(仮)魔族王子物語。魔王の息子は頑張って生きていく。
相原ハチ
第1話
八年前。僕は火の中を走っていた。目的地は魔王の玉座。お父様のいる場所。
「お父様! お父様!」
体中から血を流して仰向けに倒れている魔王。お父様を見つけた。
「おお、息子か……。生きておったのか」
「はい! お父様! 私は無事です。お母様は?」
魔王に回復魔法をかけながら聞く。
「王妃は……分からん。儂と一緒に戦っておったのだが、儂だけここに飛ばされて……。後は全く……」
魔王の顔が苦悶にゆがむ。そして僕を見ると。
「お前は早く、ここから逃げろ」
「そんなことできません! 私だって戦えます。ですからお父様、私と一緒に!」
「ならん!」
と一括し、僕を睨む。
「お前は早くここを去るんだ! これは魔王たる儂の命令だ!」
「ですが……!」
魔王はゆっくりと立ち、僕から目を離し正面を向く。数人の足音が聞こえる。もう勇者たちがここまで来ているみたいだ。

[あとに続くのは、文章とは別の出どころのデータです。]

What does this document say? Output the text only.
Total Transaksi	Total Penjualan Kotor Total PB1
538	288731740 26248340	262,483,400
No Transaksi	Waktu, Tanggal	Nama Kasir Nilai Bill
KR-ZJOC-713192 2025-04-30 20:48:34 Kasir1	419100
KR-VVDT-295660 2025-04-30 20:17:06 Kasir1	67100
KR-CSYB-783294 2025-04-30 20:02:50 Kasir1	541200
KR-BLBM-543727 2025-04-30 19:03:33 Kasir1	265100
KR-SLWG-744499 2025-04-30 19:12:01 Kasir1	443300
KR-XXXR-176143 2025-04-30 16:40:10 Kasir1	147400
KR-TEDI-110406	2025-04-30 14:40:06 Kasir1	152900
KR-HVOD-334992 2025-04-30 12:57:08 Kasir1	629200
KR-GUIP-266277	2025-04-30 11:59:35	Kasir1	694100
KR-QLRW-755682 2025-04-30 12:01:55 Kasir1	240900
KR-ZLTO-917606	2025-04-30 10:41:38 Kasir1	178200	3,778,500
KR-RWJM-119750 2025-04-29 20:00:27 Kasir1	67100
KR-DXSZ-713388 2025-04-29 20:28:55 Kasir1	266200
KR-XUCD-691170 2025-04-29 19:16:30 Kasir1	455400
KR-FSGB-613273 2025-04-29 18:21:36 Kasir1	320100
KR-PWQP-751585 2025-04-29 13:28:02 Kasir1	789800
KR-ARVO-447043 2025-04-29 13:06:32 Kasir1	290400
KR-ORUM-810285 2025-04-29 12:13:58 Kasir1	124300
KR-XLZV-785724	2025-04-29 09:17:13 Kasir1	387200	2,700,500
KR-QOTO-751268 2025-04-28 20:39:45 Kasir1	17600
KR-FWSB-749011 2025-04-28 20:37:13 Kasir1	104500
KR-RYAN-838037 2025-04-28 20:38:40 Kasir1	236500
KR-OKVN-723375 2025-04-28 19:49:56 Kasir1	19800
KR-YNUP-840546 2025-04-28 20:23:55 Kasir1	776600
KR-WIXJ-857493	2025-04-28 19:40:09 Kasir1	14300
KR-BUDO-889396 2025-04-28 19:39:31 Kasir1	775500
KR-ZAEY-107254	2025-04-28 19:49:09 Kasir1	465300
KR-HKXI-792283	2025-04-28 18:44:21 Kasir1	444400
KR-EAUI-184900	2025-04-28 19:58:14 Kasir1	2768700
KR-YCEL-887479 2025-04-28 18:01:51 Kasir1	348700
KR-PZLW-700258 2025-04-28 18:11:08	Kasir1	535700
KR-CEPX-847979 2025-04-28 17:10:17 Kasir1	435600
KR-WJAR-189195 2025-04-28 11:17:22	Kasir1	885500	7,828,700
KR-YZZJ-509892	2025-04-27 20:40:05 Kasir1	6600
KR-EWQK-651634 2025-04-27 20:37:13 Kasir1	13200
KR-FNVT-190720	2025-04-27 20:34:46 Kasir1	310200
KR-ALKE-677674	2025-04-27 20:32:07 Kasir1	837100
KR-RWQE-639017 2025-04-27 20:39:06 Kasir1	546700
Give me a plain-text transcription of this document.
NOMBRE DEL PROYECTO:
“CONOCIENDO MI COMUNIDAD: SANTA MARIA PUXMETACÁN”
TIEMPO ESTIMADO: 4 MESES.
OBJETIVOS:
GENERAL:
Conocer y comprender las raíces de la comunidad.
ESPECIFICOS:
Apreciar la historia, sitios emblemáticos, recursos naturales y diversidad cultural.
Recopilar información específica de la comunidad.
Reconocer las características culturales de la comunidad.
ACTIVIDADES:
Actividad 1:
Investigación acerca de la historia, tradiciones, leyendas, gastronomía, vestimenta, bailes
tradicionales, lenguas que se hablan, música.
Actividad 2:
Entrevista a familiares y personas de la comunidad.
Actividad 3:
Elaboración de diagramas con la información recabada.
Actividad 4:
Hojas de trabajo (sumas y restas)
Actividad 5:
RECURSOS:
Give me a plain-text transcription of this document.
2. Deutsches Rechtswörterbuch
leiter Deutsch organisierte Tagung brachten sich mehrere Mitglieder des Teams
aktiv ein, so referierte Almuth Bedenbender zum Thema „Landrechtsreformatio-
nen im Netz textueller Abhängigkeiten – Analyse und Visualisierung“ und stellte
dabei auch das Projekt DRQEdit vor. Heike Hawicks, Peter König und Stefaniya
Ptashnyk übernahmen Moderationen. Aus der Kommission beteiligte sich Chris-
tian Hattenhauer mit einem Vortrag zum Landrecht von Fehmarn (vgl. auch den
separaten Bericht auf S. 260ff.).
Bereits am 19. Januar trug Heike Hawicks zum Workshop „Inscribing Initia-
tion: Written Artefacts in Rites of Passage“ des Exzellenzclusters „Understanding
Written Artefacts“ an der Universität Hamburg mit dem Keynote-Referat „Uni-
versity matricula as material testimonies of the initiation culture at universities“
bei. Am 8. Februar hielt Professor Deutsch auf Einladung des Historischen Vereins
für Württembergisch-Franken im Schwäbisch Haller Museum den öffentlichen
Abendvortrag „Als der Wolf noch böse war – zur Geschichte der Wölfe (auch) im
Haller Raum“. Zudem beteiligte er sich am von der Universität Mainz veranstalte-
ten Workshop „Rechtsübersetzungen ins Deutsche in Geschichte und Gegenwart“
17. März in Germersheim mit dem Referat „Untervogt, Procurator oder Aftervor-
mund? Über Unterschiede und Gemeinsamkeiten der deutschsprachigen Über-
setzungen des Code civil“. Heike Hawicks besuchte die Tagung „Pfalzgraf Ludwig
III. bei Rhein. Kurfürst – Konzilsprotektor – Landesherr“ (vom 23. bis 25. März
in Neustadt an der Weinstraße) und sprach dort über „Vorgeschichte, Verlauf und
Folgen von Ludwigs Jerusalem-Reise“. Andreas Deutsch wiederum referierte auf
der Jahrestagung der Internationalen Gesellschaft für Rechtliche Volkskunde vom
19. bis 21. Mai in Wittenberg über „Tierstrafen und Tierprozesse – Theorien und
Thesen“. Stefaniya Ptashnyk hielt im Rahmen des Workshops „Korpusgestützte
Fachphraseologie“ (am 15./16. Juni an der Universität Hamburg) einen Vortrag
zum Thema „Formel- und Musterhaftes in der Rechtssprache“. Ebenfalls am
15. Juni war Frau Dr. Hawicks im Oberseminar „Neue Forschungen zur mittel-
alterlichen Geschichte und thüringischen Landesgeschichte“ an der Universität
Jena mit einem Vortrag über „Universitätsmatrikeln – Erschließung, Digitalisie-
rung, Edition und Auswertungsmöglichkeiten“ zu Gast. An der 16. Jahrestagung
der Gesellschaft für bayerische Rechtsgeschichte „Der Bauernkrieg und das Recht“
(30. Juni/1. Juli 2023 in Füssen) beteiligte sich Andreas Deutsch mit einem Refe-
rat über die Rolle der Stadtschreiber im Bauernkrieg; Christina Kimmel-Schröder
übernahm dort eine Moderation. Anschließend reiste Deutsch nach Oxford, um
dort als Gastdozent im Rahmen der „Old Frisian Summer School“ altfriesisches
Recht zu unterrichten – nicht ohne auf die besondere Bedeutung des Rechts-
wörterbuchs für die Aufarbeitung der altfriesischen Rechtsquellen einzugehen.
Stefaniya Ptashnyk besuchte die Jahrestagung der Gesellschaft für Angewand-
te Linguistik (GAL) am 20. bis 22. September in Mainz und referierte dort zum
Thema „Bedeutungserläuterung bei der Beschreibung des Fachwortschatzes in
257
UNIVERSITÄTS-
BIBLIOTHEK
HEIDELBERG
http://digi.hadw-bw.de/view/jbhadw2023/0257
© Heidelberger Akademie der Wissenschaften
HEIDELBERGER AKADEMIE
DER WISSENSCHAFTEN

「まったく、しょうがない息子じゃな。わかった。これは魔王としてじゃなく父親としての願いじゃ。……ここから逃げてくれ」
「そんなこと言われたって! できません!」
真紅のマントが見えた。もう勇者が目前に迫っている。
「行け!」
魔王が僕を魔法陣でできたワープゲートに突き飛ばす。
「お父様! お父様ぁぁ!」
僕は飛ばされる直前、剣を突き立てられる魔王の姿を見た。
「お前は、お前だけは生きてくれ」
これが僕の見た、お父様の最後の姿だった。